15日のニューヨーク外国為替市場でドル円は反発。
終値は154.28円と前営業日NY終値(153.23円)と比べて1円05銭程度のドル高水準だった。
予想を上回る3月米小売売上高を手掛かりに全般ドル買いが先行。
米長期金利の指標となる米10年債利回りが一時4.6611%前後と昨年11月13日以来の高水準を記録したことも相場の支援材料となり、154.45円と1990年6月以来約34年ぶりの高値を更新した。

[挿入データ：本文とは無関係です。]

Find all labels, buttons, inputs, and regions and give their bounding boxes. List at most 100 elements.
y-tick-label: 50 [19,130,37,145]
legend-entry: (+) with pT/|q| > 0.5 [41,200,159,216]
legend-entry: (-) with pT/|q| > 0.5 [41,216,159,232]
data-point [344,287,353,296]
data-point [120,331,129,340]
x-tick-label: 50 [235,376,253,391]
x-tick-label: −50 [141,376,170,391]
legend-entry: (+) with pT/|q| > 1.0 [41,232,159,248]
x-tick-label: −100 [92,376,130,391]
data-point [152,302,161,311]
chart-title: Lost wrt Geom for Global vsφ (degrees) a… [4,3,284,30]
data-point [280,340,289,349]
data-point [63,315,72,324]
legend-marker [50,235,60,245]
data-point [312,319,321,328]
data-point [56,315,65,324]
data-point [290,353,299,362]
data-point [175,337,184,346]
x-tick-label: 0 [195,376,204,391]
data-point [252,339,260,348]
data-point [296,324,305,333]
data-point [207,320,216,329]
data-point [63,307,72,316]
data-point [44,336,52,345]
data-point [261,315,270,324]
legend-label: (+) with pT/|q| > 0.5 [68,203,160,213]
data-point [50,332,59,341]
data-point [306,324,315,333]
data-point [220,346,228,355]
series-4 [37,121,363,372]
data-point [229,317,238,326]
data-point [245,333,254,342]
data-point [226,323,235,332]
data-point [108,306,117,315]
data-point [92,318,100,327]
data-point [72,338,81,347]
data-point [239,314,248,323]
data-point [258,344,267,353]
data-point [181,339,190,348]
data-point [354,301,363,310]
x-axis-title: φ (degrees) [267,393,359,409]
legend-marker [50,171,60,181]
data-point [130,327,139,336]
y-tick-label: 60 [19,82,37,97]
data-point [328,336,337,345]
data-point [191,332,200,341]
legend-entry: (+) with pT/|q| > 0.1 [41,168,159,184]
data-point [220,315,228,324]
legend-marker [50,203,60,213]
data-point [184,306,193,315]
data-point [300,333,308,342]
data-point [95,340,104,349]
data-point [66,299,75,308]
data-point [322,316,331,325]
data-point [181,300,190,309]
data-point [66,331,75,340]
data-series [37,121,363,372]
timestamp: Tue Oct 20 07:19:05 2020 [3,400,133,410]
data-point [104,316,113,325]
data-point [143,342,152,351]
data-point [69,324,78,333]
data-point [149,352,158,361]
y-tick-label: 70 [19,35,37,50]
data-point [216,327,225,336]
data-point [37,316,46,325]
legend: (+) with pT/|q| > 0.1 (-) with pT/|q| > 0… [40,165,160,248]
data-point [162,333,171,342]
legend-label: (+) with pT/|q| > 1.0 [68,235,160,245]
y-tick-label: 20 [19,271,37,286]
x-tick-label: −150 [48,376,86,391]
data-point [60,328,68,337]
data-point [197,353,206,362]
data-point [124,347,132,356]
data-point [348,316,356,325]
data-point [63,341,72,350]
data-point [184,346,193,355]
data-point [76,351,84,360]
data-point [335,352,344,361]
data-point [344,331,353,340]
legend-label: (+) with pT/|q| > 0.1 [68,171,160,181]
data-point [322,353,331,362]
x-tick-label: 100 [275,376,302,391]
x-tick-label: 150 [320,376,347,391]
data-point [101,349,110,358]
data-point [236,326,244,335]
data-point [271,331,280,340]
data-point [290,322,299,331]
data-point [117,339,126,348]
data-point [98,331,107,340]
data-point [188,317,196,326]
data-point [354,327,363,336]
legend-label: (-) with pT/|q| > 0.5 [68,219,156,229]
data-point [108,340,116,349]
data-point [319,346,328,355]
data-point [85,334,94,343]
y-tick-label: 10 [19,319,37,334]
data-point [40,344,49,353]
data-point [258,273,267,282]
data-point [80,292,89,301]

中東情勢緊迫化への警戒感から一時400ドル超上昇したダウ平均が失速し320ドル超下落すると、ドル円にも売りが出て153.88円付近まで伸び悩む場面もあったが、下押しは限定的だった。
市場では「154円台に乗せたことで政府・日銀が円買い為替介入に動くとの警戒感が強まっている」との声も聞かれたが、結局154円台を維持して引けた。

なお、イスラエル戦時内閣はこの日、「明確に強力に」再報復する方針を決定。
イスラエルのガラント国防相は「イランへの報復以外に選択肢はない」と述べたうえ、「イスラエルによるイランへの報復は差し迫っている」との報道が伝わった。
イスラエルがイランに再報復の構えをみせており、中東の地政学リスクを巡る警戒が高まっている。

ユーロドルは4日続落。
終値は1.0624ドルと前営業日NY終値(1.0643ドル)と比べて0.0019ドル程度のユーロ安水準だった。
欧州中央銀行(ECB)の利下げ開始時期が近づいているとの見方が一段と強まる一方、米連邦準備理事会(FRB)による利下げ開始は想定より後にずれるとの観測が高まっており、欧米の金利差拡大への思惑からユーロ売り・ドル買いが出やすかった。

米小売指標の上振れをきっかけに全般ドル買いが活発化すると、前週末の安値1.0623ドルを下抜けて一時1.0620ドルと昨年11月3日以来の安値を付けた。
主要通貨に対するドルの値動きを示すドルインデックスは一時106.25と昨年11月2日以来の高値を付けた。

ユーロ円は5営業日ぶりに反発。
終値は163.91円と前営業日NY終値(163.13円)と比べて78銭程度のユーロ高水準。
ドル円の上昇につれた買いが入ると一時164.44円と本日高値を付けたものの、前週末の高値164.47円が目先レジスタンスとして意識されると失速。
ユーロドルの下落につれた売りも出て一時163.66円付近まで下押しした。

【本日の東京為替見通し】ドル円、155円が円買い介入の防衛ラインかを見極める展開か

本日の東京外国為替市場のドル円は、155円を目前にして本邦通貨当局のドル売り・円買い介入の可能性に警戒する展開が予想される。

ドル円は154円台に乗せてきた。
市場筋の試算では、150円台の円安水準が続いた場合、電気・ガス代での補助金がなくなることや再エネ賦課金の値上がりなども考慮すると、2024年度の世帯平均の家計負担は前年度と比べて10万円を超すとのことである。
すなわち、6月に予定されている1人当たり4万円の定額減税の恩恵を打ち消すことになる。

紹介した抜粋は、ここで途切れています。